School of Nursing Simulation Center earns special accreditation
In order to receive the accreditation, the simulation center had to meet all the core standards set by SSH (which follows the guidelines established by the International Nursing Association for Clinical Simulation and Learning). The accreditation is valid for five years before it is up for renewal.
More than 32,000 hours are completed by the students in the center each year. The simulation center also has open hours available for students outside of their required hours.
“We put our students in situations that match real-life hospital situations as much as possible,” said Shanna Akers, dean of the School of Nursing. “They have the chance to interact with one another and also reflect on what they’ve learned, in a safe environment.”
Executive Director of Clinical Affairs and Associate Professor Dr. Kathryn Miller said the simulation center allows instructors to bridge from classroom learning to a professional setting.
“It is all about student-centered, experiential learning,” Miller said. “They can read a textbook or online modules, but before they actually go into the hospital, they want to feel confident and competent. As instructors, we want that for them and for the safety of our patients. We want our students to be competent and compassionate. It can be very difficult for a student to focus on the patient when they are worried about all the things they see around them, like the pumps and equipment. Data shows that time spent learning in the simulation center increases student confidence and acquisition of skill.”
Students work with both live patients and "high-fidelity" manikins, which are programmed with computer hardware technology to provide for a realistic full-body patient presentation. The manikins can be used in a variety of high-stakes learning scenarios, such as a mock code, birth, postpartum, hemorrhage, or mass-casualty incident.
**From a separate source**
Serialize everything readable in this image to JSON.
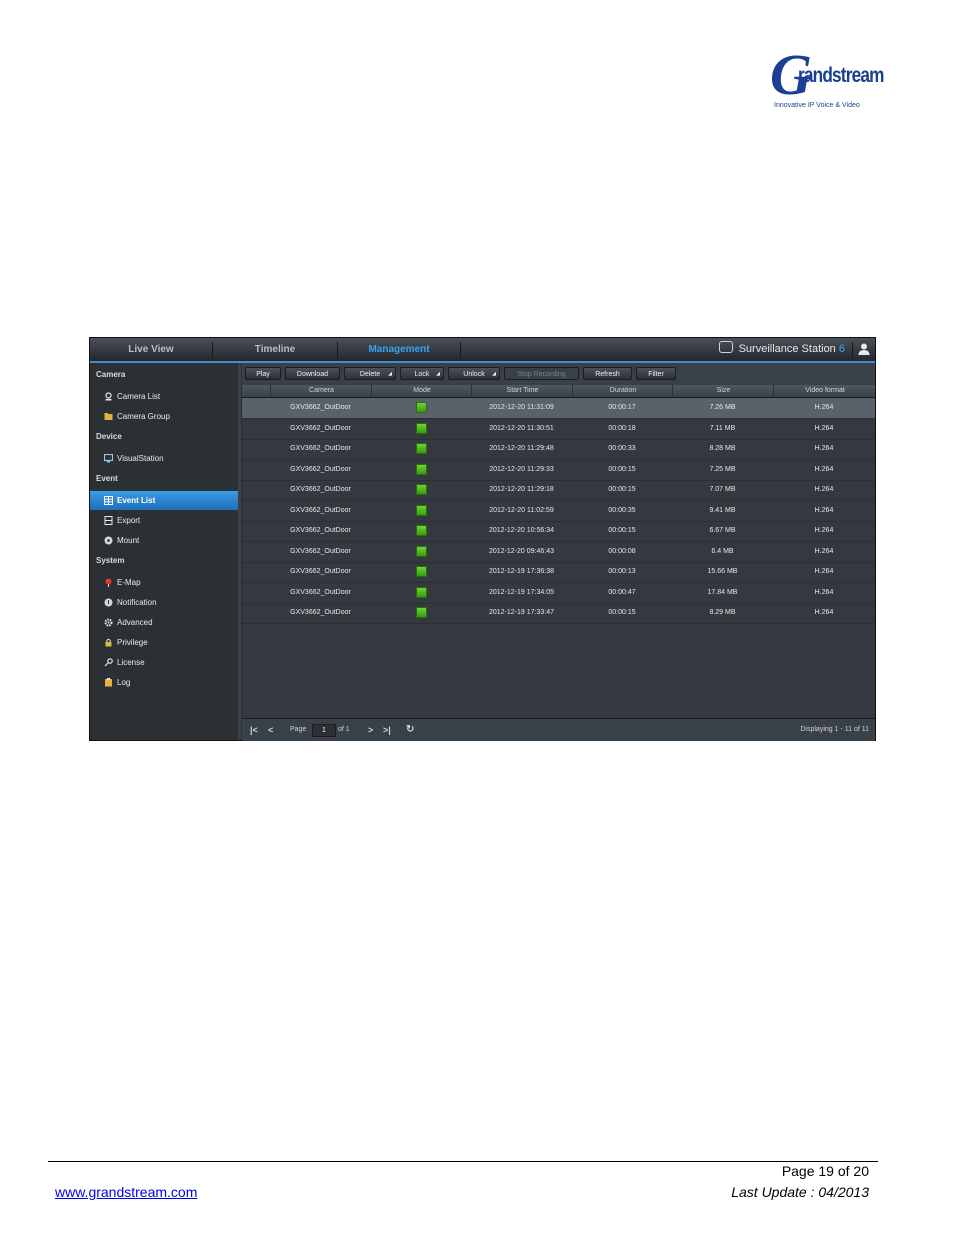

Miller said the center offers students the opportunity to become familiar with the equipment used by local and distant hospital systems where nursing students complete clinical hours. Equipment for two simulated patient rooms were recently donated by Carilion Clinic in Roanoke, Va.
The simulation center isn’t just for nursing students. Student-doctors from Liberty University College of Osteopathic Medicine (LUCOM) as well as students in the Master of Public Health program work with nursing students in the center. According to Akers, this gives students going into several areas of the health care profession the chance to collaborate together.
Students taking online nursing courses can also participate. Through telehealth (using telecommunications technologies to deliver virtual medical, health, and education services), a student can dial in remotely and use a robot to participate in scenarios.
The School of Nursing has donated some of its own equipment to nursing schools across the globe to increase the use of simulation in education. CPR equipment was donated to Zambia, while a pediatric manikin and birthing simulator were donated to a school in Togo.
“As we learn and we see the change that simulation learning can create in the student experience, we can pay it forward to those on the mission field,” Miller said.